La candidature de l’Arabie Saoudite à l’Organisation internationale de la Francophonie (OIF) provoque gêne et embarras chez les états-membres, soucieux de ne pas froisser la monarchie pétrolière, mais pas vraiment emballés à l’idée d’accueillir en leur sein un pays connu et reconnu pour ses violations répétées aux droits de l’Homme et aux principes démocratiques.
Avant même l’assassinat (confirmé par Ankara) d’un journaliste d’opposition saoudien dans les locaux du Consulat du pays à Istanbul, la demande de l’Arabie Saoudite de rejoindre l’OIF avec le statut d’observateur faisait grincer des dents. Outre les liens, qu’on pourrait qualifier pudiquement de ténus entre l’Arabie Saoudite et la francophonie, le trouble est plus profond pour la plupart des états-membres de l’OIF.
Comme l’épisode stambouliote est venu le rappeler, Riyad est loin de partager les valeurs de démocratie, de défense de la liberté d’expression, de respect des droits humains qui sont au cœur des institutions de la Francophonie. Accepter l’Arabie Saoudite dans l’OIF serait perçu comme un lourd reniement des principes fondateurs de la francophonie dans de nombreux pays.
Car la francophonie n’a pas vocation à n’être qu’un club des pays où une part significative de la population parle français. C’est une communauté de principes et de valeurs universalistes qui, depuis vingt ans, a permis d’enregistrer nombre de victoires et d’avancées en matière de droits de l’Homme. Quel message enverrait l’OIF à tous ses bons élèves, si l’Arabie Saoudite, qui ne fait même pas semblant d’essayer, intégrait ses rangs.

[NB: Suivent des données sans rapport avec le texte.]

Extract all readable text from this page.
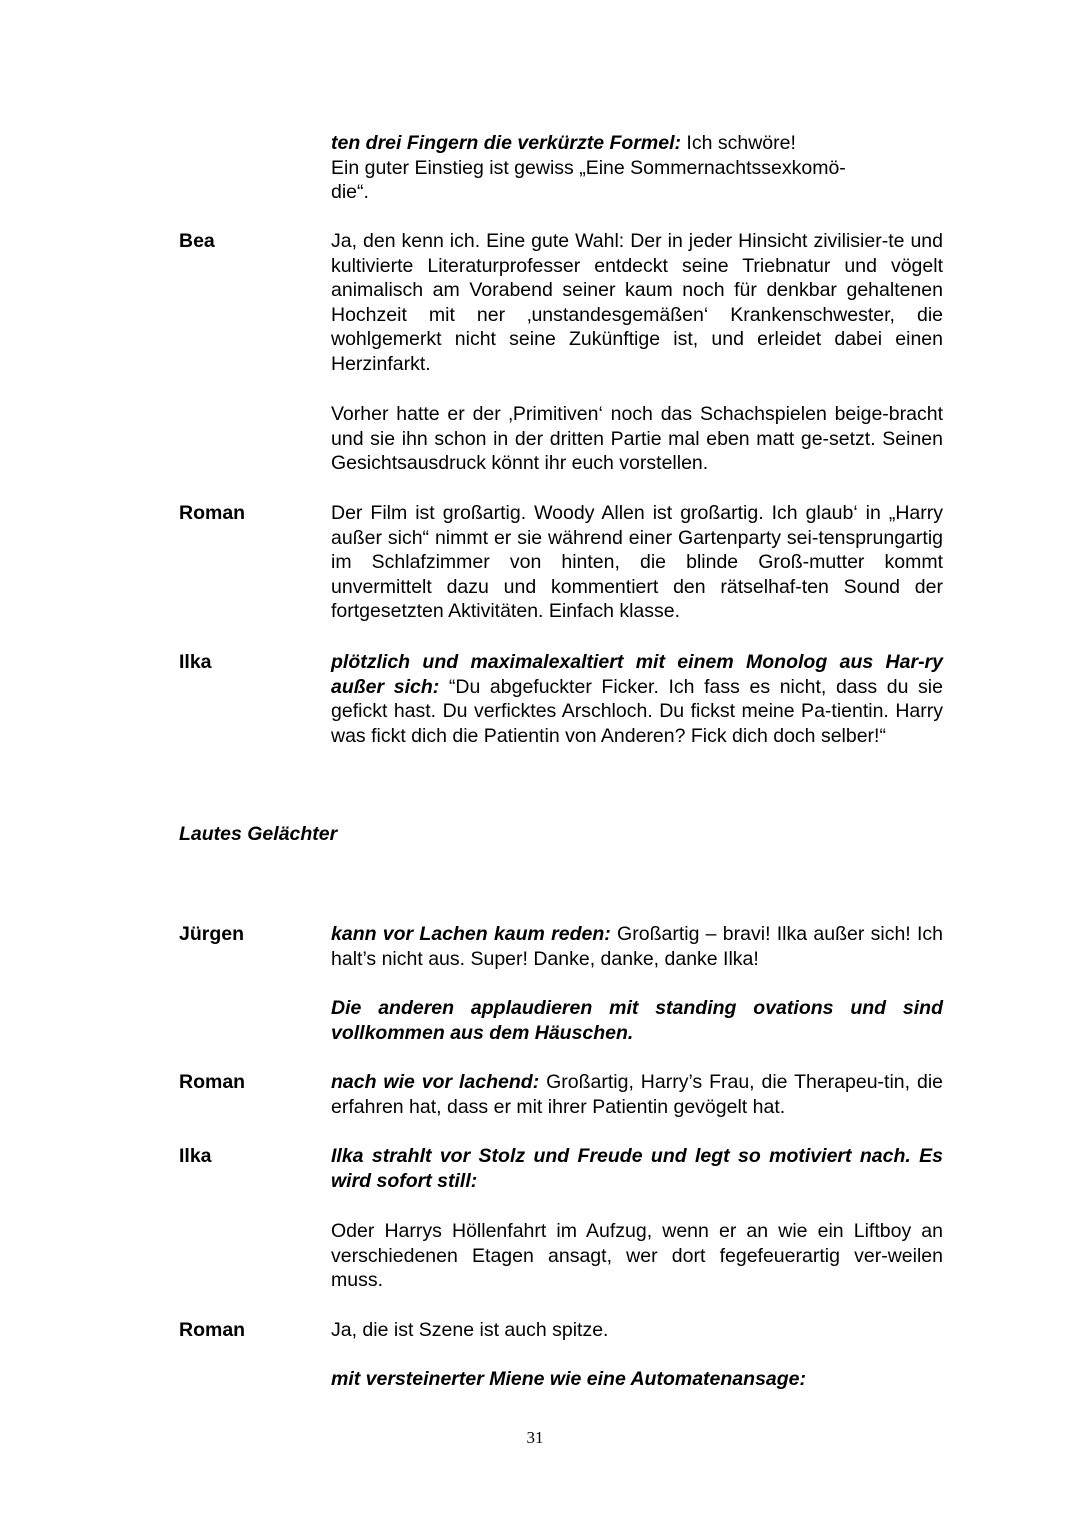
ten drei Fingern die verkürzte Formel: Ich schwöre!
Ein guter Einstieg ist gewiss „Eine Sommernachtssexkomö-
die“.
Bea	Ja, den kenn ich. Eine gute Wahl: Der in jeder Hinsicht zivilisier-te und kultivierte Literaturprofesser entdeckt seine Triebnatur und vögelt animalisch am Vorabend seiner kaum noch für denkbar gehaltenen Hochzeit mit ner ‚unstandesgemäßen‘ Krankenschwester, die wohlgemerkt nicht seine Zukünftige ist, und erleidet dabei einen Herzinfarkt.
Vorher hatte er der ‚Primitiven‘ noch das Schachspielen beige-bracht und sie ihn schon in der dritten Partie mal eben matt ge-setzt. Seinen Gesichtsausdruck könnt ihr euch vorstellen.
Roman	Der Film ist großartig. Woody Allen ist großartig. Ich glaub‘ in „Harry außer sich“ nimmt er sie während einer Gartenparty sei-tensprungartig im Schlafzimmer von hinten, die blinde Groß-mutter kommt unvermittelt dazu und kommentiert den rätselhaf-ten Sound der fortgesetzten Aktivitäten. Einfach klasse.
Ilka	plötzlich und maximalexaltiert mit einem Monolog aus Har-ry außer sich: “Du abgefuckter Ficker. Ich fass es nicht, dass du sie gefickt hast. Du verficktes Arschloch. Du fickst meine Pa-tientin. Harry was fickt dich die Patientin von Anderen? Fick dich doch selber!“
Lautes Gelächter
Jürgen	kann vor Lachen kaum reden: Großartig – bravi! Ilka außer sich! Ich halt’s nicht aus. Super! Danke, danke, danke Ilka!
Die anderen applaudieren mit standing ovations und sind vollkommen aus dem Häuschen.
Roman	nach wie vor lachend: Großartig, Harry’s Frau, die Therapeu-tin, die erfahren hat, dass er mit ihrer Patientin gevögelt hat.
Ilka	Ilka strahlt vor Stolz und Freude und legt so motiviert nach. Es wird sofort still:
Oder Harrys Höllenfahrt im Aufzug, wenn er an wie ein Liftboy an verschiedenen Etagen ansagt, wer dort fegefeuerartig ver-weilen muss.
Roman	Ja, die ist Szene ist auch spitze.
mit versteinerter Miene wie eine Automatenansage:
31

D’où le dilemme qui traverse depuis de longs mois les rangs de l’OIF entre les pragmatiques qui estiment que de par son poids économique, diplomatique et géostratégique, l’Arabie Saoudite doit être acceptée comme membre observateur, et les autres, plus nombreux, qui pensent que la fortune saoudienne ne peut pas être un laisser-passer aux graves manquements aux droits de l’Homme et à la démocratie constatées chaque jour dans le royaume.
L’Arabie Saoudite n’en est pas à sa première tentative de rejoindre l’OIF. En 2016 déjà, le pays avait présenté sa candidature… et créé les mêmes remous au sein de l’institution qui, poliment, avait fini par déclarer le dossier saoudien « incomplet ». On peut s’attendre au même résultat à l’occasion du prochain sommet de l’organisation à Erevan les 11 et 12 octobre.